Tuesday, January 5, 2016

Self Abuse

In our bookstore we have categories -- of course -- and within self help, we have self-grief, self-addiction, and self-abuse. 

It's a common adage that one must love oneself before one can love others. Self-love. Isn't that the same as self-abuse? Not in this essay. Self-love can certainly include touching, but self abuse could also be used to describe how one might use their mind as a psychological punching bag. Why do I have such a difficult time forgiving myself for many events and situations that I have no control over? These are all rhetorical questions, because if I knew the answers I'd shave the top of my head, and become the next Dr. Phil.

The holidays were crazy-busy at the bookstore, which put me behind on the calendar of events, which is the paper and online calendar, email blast, and event posters. I said I'd go into work for a couple of hours on Saturday, voluntarily, but my wife had been sick all week, and I never seem to have enough time with my son, so I opted out of going in. I then proceeded to beat myself up for failing myself. I'm not talking pummeling myself à la Ed Norton in Fight Club. I'm talking about giving myself a mental torture treatment, instead making a decision and moving on.

Ed Norton, perfecting the art of self-abuse.

I was scolded by my ex-wife after returning our son on Sunday, for not adequately helping him with his homework last week. I had misunderstood the assignment, but that's no excuse. That call put me off my reading for the night -- reading interruptus. I closed my eyes, and tried to find my happy place, but I had lost the map. Instead, I ended up winding my way through Sombertown for the rest of the evening. It's impossible for outsiders to know what you're going through. You may carry the look of anguish on your face, but they don't know that in your mind, you're being stretched on the rack, water-boarded, and left to dry.

I try not to live in the past, but I am connected to all of my past pains. It's certainly an unhealthy attachment, but I obviously have a lot of pain yet to be purged. I still hurt inside from my own perceived wrongs against siblings, parents, friends, and spouses. Sometimes I am, without a doubt, my own worst enemy. If one doesn't want the pain of past memories, then one should choose the right behavior initially. Easier said then done, for most of us I would hazard to guess. Why isn't there a category within self help called self-control?

I don't need New Year's resolutions. I need daily affirmations, because I'm good enough, I'm smart enough, and doggone it, people like me!...sometimes.
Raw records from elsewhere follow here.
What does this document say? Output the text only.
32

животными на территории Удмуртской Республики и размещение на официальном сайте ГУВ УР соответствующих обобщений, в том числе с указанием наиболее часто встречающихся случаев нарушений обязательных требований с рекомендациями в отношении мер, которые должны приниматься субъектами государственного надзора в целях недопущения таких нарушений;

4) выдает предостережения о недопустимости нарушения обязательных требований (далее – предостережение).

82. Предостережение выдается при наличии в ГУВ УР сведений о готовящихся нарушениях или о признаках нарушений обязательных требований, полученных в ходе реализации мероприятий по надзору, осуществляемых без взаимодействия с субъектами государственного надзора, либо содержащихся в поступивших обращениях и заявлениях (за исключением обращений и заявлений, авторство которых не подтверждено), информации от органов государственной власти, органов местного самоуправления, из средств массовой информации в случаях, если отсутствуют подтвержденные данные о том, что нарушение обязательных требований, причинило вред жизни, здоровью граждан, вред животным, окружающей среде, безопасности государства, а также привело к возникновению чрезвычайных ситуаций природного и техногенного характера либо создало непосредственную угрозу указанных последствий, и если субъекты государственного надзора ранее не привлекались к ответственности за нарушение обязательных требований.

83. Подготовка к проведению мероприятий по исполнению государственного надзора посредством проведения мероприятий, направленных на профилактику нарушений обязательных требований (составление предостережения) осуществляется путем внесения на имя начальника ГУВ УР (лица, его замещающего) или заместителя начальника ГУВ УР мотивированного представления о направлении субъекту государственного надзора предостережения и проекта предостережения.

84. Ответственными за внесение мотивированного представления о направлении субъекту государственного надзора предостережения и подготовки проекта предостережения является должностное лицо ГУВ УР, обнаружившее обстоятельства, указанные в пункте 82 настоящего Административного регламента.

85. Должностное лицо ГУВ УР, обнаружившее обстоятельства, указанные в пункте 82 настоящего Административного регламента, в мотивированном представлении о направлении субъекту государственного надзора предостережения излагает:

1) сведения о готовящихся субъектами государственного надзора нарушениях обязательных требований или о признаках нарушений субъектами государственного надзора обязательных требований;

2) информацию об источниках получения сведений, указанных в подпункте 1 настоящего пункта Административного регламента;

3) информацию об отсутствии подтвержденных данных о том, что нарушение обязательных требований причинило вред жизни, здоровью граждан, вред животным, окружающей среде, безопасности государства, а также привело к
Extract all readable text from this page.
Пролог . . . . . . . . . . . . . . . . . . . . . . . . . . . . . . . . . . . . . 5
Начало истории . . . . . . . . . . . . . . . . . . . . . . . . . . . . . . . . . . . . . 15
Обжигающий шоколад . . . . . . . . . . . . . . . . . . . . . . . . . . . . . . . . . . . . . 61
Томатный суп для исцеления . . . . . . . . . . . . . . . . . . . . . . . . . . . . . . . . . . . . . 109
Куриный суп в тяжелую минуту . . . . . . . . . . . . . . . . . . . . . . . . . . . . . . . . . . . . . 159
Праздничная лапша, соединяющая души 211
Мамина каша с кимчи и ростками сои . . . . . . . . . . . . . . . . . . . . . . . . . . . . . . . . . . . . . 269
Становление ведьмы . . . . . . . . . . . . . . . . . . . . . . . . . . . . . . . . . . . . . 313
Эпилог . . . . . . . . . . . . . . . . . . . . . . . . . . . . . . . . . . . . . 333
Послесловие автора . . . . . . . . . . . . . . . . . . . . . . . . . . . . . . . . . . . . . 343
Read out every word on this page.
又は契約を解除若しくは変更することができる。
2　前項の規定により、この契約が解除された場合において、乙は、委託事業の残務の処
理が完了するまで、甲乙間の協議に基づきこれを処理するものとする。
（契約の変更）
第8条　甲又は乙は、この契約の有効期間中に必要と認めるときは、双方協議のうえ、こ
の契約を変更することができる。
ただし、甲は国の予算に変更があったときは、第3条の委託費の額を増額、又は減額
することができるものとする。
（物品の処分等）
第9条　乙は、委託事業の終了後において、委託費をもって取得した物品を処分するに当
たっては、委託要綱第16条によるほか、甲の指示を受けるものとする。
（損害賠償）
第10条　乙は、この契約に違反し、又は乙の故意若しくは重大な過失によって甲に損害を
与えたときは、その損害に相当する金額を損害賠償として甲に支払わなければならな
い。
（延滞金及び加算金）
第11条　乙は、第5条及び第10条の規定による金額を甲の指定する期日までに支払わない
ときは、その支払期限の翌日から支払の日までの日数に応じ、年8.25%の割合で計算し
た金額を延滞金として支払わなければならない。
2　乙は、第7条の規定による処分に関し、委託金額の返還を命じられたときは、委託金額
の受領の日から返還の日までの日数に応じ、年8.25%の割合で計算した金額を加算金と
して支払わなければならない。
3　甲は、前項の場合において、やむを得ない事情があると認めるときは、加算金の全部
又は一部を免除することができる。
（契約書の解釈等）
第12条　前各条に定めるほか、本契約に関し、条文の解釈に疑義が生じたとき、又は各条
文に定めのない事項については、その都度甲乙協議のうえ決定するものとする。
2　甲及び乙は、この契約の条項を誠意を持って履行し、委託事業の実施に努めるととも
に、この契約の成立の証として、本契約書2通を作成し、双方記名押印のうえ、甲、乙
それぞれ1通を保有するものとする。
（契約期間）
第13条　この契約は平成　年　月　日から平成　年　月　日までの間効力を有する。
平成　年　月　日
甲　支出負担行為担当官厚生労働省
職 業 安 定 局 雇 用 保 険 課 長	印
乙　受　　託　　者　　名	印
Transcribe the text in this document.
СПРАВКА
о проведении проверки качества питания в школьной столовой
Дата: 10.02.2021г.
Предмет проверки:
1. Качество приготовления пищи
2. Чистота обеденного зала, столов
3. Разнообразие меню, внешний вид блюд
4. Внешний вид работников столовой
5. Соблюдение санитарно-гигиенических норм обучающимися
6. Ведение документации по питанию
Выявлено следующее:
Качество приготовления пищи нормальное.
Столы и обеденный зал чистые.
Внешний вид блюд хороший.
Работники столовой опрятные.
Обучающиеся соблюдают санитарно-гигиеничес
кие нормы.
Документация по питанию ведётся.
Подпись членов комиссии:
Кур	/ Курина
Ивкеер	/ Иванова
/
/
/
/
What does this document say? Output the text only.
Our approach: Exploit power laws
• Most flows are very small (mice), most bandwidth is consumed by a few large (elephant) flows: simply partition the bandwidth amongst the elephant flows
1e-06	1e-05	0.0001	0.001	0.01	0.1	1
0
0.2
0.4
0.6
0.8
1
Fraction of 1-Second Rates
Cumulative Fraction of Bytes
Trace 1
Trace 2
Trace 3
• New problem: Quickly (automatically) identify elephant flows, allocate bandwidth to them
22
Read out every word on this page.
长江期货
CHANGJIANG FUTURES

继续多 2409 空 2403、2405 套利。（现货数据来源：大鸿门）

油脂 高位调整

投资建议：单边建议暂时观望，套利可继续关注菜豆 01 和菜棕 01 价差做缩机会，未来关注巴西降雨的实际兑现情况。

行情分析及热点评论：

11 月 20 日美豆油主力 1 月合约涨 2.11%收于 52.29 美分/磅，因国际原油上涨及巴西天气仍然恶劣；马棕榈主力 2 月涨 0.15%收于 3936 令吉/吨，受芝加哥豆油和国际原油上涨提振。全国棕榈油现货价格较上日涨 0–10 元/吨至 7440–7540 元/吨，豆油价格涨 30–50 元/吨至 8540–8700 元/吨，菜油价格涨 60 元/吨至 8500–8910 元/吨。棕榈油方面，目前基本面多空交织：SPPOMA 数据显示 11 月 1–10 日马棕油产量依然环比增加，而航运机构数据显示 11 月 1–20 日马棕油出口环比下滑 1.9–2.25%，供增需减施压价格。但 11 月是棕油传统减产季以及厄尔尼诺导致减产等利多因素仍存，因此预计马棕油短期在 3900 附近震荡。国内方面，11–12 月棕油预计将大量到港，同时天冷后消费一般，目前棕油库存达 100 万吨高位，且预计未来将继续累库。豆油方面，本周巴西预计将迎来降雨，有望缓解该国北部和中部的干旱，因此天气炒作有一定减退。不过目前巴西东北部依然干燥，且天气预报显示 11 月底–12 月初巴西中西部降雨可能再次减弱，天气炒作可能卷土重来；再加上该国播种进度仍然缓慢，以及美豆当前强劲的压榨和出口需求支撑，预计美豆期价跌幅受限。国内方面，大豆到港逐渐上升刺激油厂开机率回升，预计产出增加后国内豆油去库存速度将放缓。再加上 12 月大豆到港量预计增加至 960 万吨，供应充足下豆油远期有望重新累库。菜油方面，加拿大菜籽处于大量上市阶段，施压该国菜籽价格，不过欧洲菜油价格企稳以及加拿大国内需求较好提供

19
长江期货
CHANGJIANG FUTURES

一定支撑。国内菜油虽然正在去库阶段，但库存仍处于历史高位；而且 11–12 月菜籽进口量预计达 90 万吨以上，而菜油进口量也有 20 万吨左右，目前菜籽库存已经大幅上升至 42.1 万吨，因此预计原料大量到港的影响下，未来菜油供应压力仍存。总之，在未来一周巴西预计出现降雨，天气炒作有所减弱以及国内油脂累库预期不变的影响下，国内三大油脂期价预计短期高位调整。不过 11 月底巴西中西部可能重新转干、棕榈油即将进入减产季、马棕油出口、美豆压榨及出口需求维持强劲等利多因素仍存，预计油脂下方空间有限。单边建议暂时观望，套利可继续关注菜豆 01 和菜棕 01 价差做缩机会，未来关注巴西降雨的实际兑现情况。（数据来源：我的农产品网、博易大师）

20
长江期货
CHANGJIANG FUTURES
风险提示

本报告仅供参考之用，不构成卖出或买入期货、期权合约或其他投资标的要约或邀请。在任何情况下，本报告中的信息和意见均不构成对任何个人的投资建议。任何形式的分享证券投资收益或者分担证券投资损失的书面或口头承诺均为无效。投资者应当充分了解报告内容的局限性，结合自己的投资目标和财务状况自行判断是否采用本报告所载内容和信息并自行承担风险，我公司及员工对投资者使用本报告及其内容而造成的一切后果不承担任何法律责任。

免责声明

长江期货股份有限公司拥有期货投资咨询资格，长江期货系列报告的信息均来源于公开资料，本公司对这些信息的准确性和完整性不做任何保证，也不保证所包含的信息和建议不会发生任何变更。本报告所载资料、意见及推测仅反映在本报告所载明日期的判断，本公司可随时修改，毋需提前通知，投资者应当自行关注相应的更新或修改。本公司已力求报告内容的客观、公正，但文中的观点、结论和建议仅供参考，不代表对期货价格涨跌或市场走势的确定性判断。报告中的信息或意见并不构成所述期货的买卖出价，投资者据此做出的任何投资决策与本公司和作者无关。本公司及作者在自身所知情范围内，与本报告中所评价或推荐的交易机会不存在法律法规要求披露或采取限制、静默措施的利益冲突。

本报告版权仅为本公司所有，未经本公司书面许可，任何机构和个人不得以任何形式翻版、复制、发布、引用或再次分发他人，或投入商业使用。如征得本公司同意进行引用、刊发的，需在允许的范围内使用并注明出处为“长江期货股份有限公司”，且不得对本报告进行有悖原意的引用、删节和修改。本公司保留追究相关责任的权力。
Stuart Smalley, facing his inner demons.

2 comments:

J.M.E Lacan said...

I like you a lot. You are a good person. I am working on just forgiving myself no matter what. Even if I was a total asshole and wrong. Sometimes I am an asshole and wrong. I fucked up many times, and I cringe at memories of my bad behavior. But I've suffered enough. Of course I still torture myself, but I am working on pulling my punches.

Hayduke said...

Leaving the past behind is never easy, since it's part of our makeup. Thanks for your kind words.